Methods: Adults with a Dutch Lipid Clinic Network score of 6 or more points will be screened. Once a pathogenic variant in the LDLR, APOB, or PCSK9 gene will be identified, several cycles of cascade will identify first, second, and third-degree relatives. Compared to usual care, the intervention group will receive prepared email or SMS to be sent to relatives. By clicking in the text, the relative can then provide agreement to be contacted by one of the study center. The primary outcome is the difference in the yield of detection of FH between study groups. The yield of detection is the number of genetic test performed/number of contactable relatives. Secondary outcomes are changes in health behaviors, LDL-c levels and lipid-lowering drugs over 6-months.
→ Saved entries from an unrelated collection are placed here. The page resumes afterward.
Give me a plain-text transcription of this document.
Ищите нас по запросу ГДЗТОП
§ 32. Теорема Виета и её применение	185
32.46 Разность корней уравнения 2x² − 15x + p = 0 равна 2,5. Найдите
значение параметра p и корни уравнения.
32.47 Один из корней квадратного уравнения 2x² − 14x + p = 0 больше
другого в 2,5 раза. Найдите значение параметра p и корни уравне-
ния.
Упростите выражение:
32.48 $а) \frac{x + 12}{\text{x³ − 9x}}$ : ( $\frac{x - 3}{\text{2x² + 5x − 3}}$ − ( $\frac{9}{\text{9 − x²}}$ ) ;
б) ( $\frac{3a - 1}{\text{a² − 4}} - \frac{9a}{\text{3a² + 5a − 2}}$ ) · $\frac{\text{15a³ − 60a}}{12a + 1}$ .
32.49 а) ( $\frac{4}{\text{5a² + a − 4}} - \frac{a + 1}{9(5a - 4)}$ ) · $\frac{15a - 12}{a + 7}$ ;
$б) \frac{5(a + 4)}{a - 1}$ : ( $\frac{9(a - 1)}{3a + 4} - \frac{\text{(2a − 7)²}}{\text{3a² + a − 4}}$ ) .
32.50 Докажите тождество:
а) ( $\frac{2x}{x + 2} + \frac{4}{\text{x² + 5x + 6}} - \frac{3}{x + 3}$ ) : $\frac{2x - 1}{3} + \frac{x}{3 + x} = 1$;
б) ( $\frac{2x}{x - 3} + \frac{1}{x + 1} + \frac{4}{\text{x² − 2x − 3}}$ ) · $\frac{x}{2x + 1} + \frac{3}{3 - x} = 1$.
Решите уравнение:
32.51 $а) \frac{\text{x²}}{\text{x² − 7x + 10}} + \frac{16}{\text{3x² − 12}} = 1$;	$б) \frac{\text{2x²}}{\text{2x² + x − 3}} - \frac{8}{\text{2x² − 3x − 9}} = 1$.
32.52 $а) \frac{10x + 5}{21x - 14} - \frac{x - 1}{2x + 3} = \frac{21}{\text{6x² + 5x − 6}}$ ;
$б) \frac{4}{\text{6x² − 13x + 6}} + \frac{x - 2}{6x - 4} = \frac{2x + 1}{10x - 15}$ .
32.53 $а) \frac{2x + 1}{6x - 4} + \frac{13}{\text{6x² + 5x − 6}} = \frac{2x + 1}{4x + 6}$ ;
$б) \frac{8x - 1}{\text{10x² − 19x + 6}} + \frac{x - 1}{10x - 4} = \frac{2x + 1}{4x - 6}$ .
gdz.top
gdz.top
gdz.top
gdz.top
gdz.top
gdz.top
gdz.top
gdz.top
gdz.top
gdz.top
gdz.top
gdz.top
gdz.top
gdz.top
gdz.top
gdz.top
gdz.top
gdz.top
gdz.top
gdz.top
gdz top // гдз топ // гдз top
Results: Overall, 56 families need to be included to show a significant difference of 20% in the yield of detection between the control (20%) and interventional group (40%), assuming 4 contactable relatives per family. A study network of lipid and cardiovascular clinics has been created in all linguistic regions of Switzerland. A biobank of DNA samples with family link will allow further assessment of genetic causes of dyslipidemia.
Conclusions: This large-scale implementation study will provide new evidence regarding public health, societal and clinical effectiveness of genetic cascade screening for FH.